Seven days after my hospital stay, Mary B and Queta arrived from Portland, OR for a week's visit. I picked them up at the airport and we stopped at John's for an extra car. Queta was lusting for fresh oysters, so we found ourselves at Goode Company Seafood.  Just as our food arrived, I asked for a take-home container and left for home. The noise level of the place was almost messing with my heart.
Ten days after the procedure, I missed the opening of Mother Dog Studio's Art Crawl exhibition in which I have three collages.
Two weeks after the procedure, I had a management district board meeting, but left before it ended.
Two days ago, I called my friend Sally to say that I'd forego her invitation to the UH Women's Studies brown bag lunch and talk with the MFA's Anne Tucker.  Sally called later to say it was fabulous. I hate missing stuff like this.
I guess I will characterize these last three weeks as filled with abrupt leave-takings and much cancelling of activities.  For me, this is totally foreign behavior.
+++
What I did manage to do is enjoy Mary and Queta's visit. Lots of conversations all together on my bed. Lots of food preparation. They are vigilant about gluten and nightshade and the food they are making these days is sublime.
All three of us prepared dinner for Houston family. First time that Robbie has been to Rockbridge. He'd been forewarned about the multitudinous number of vegetable dishes we serve. I ordered a deep dark chocolate cake from Rosie at La Victoria Bakery and it nearly did us in. No sleeping after this cake. More potent than coffee. Mary made healthy pumpkin brownies and I have to say, they rivalled Rosie's cake.
Mary and Queta and I had lunch at Vietopia with the friends who drove all the way to Marfa in 2005 for my 'la folie' exhibition. Lots of catching up with terrific women.

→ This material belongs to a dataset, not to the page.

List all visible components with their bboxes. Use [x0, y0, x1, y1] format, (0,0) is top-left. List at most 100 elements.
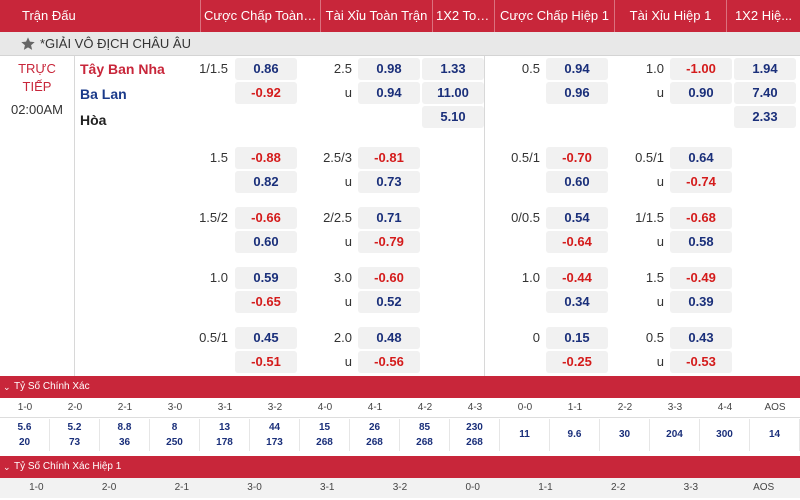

The day after Vietopia, we walked around the block to Sally's house for a family supper with all three of her kids. James and his new wife Ha Na flew into Houston for Thanksgiving. Lovely to meet Ha Na and see the Hughes/Lehr/Salazar clan.
On Thanksgiving morning, we walked back to Sally's house to see seventy flamingos stretched across the front lawn. Sally was totally surprised and amused by this birthday gift from her kids. Why do we call our children 'kids' when they are all well into their 30s and 40s? Caroline, Jeanne and Mary will always be my 'girls.'
Later on Thanksgiving, Mary, Queta, ES and I went to John and Trish's for a long and lovely afternoon with 20 extended family and friends.
I ate everything. Intentionally forgot that there are such things as gluten, dairy and corn. Managed to full and eat two plates of turkey, dressing, cranberry sauce and even that standard green bean casserole. Then I ate pecan and key lime pie.
This week, I did little or nothing on Monday and Tuesday, but by Wednesday, I was reading three books and began work on a Blurb picture book. Finished the Blurb book late this afternoon and ordered six for holiday gifts.
Then mid-evening on impulse, I pulled everything out of the buffet. Stuff included dozens of candlesticks, some of which were gifts from the 1970s. Forty years of candlesticks. Shall I purge a few of them? Probably not. I'll keep them out on the floor for a day or two, show ES and then build a tableau for a holiday festival of lights.
Looking at my calendar, I see that next week is busy. There is an event or two every day, including a retirement party for a management district friend, the annual holiday supper for Transition Network friends, an annual ophthalmologist appointment and a visit to my acupuncturist.  Might it be subversive fun to cancel ever more engagements? Or will I rally?

I think I'll take to my bed again. After all, it's noon and I woke up at 5:30 a.m. Maybe after bed rest, I'll tackle the writing of Part II of my hospital ablation experience. There is more to tell.